Guests can book for private wine tastings every day from 12:00 to 16:00 where guests taste four wines with a selection of cheeses, or open tastings daily at 17:00. Imagine saying you’ve had a wine tasting in Iceland!
Additionally, various options, including caviar and champagne; and Premium Old World versus New World Tastings are offered. If Iceland sounds too cold of a destination, read about a sunny wine destination here.
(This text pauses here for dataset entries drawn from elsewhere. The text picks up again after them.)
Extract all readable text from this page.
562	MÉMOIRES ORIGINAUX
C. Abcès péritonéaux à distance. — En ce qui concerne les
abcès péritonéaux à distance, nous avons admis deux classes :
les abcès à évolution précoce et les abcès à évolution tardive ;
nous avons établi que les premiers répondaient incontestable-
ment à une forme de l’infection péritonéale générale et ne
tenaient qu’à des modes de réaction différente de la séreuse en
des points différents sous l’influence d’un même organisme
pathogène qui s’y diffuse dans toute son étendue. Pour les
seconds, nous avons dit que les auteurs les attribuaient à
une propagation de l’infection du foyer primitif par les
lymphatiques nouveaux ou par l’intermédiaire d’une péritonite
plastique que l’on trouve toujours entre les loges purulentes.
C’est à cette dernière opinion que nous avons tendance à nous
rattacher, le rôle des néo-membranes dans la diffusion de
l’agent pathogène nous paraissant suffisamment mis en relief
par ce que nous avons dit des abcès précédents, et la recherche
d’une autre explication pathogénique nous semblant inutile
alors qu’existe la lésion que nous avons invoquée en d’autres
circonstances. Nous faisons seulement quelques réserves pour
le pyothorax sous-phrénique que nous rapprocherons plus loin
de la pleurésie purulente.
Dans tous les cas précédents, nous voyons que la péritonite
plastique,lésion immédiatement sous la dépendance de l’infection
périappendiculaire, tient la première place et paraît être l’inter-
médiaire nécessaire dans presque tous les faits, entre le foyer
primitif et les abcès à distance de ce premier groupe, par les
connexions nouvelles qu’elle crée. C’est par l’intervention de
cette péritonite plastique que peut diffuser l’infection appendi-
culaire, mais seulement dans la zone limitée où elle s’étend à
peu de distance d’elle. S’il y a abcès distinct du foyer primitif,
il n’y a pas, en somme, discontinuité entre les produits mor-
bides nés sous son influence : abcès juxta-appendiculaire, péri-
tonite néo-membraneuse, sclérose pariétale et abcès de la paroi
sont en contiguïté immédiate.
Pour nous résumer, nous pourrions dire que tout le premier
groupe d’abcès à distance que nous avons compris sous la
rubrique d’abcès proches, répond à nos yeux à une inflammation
Icelandic Cod with Tomato, Avocado, and Broccolini
Icelandic cod with tomato, avocado, and broccolini, the perfect match with the Mullineux Old Vines White 2019
Serves Four
For the cod
2 lbs. Icelandic Cod (cut into 4 pieces, 1/2 lb. per portion)
1/2 lb. broccolini
10 cherry tomatoes, cut in half
1/4 c. whole basil leaves, chopped
1/4 c. whole cilantro leaves, chopped
1/4 c. whole parsley leaves, chopped
2 avocados, cut in half
I lime teaspoon
2 tbsp. + I tsp. EVOO
Salt to taste
Method:
Preheat the oven to 350 degrees.
In a large bowl, mix the cherry tomatoes, basil, parsley, cilantro, EVOO, and salt together. Set aside.
For the avocado, remove the pit and scoop out the avocado. Crush with a fork. Season with salt, lime juice from one lime, and a teaspoon of EVOO.
Bring a pot of water to boil. Once boiling, submerge broccolini and blanch for 30-60 seconds. Remove broccolini from the pot, set aside, and let cool.
Add two tablespoons of EVOO to a hot sauté pan. Add the cod skin-side down and sauté for about 5 minutes or until golden brown and crispy. Remove cod from pan, and place on a baking sheet. Place baking sheet in the oven for three minutes. Remove from the oven. Add a bit of the lemon emulsion on top of the cod.
Lemon Emulsion
Juice from 1/2 of a medium lemon
2 tbsp. EVOO (preferably Roland)
3 tbsp. + 1 tsp. water
1 dash of salt
1 dash of sugar
1 dash of Xanthan gum
Method:
Place everything into a blender and mix well. Remove mixture from blender and place into a dressing container, squeeze bottle, or something similar.
Tomato Broth [to be made one day ahead)
4 c. cherry tomato
1/4 fennel bulb, finely chopped
1 celery stalk, finely chopped
1/4 of a shallot, finely chopped
1 small clove of garlic, finely chopped
1 small handful of basil, bruised
3 sprigs of tarragon, bruised
4 sprigs of thyme, bruised
1 tsp. salt
I drop Tabasco
2/3 tsp. Worcestershire sauce
I drop Frank’s RedHot Original Cayenne Pepper Hot Sauce
Method:
Combine all ingredients and let stand for six hours. After the six hours, place everything in a blender for 1 minute. Pass through a sieve or mesh strainer into a container with a lid. Refrigerate overnight.
Distribute broth between two pots and heat on low heat. Once the tomato broth is heated up, add
broccolini to one pot. Leave on heat for three minutes. Remove from heat. The other pot of tomato broth will need to be heated thoroughly and will be served on the final dish.
To serve:
Place the avocado mixture in an “entrée bowl,” a pasta bowl, or a similar dish. Place the Icelandic cod on top of the avocado and then add the tomato mixture around the cod. Place 3-4 pieces of the broccolini on top of the cod and then pour the tomato broth from the pot for serving around the cod.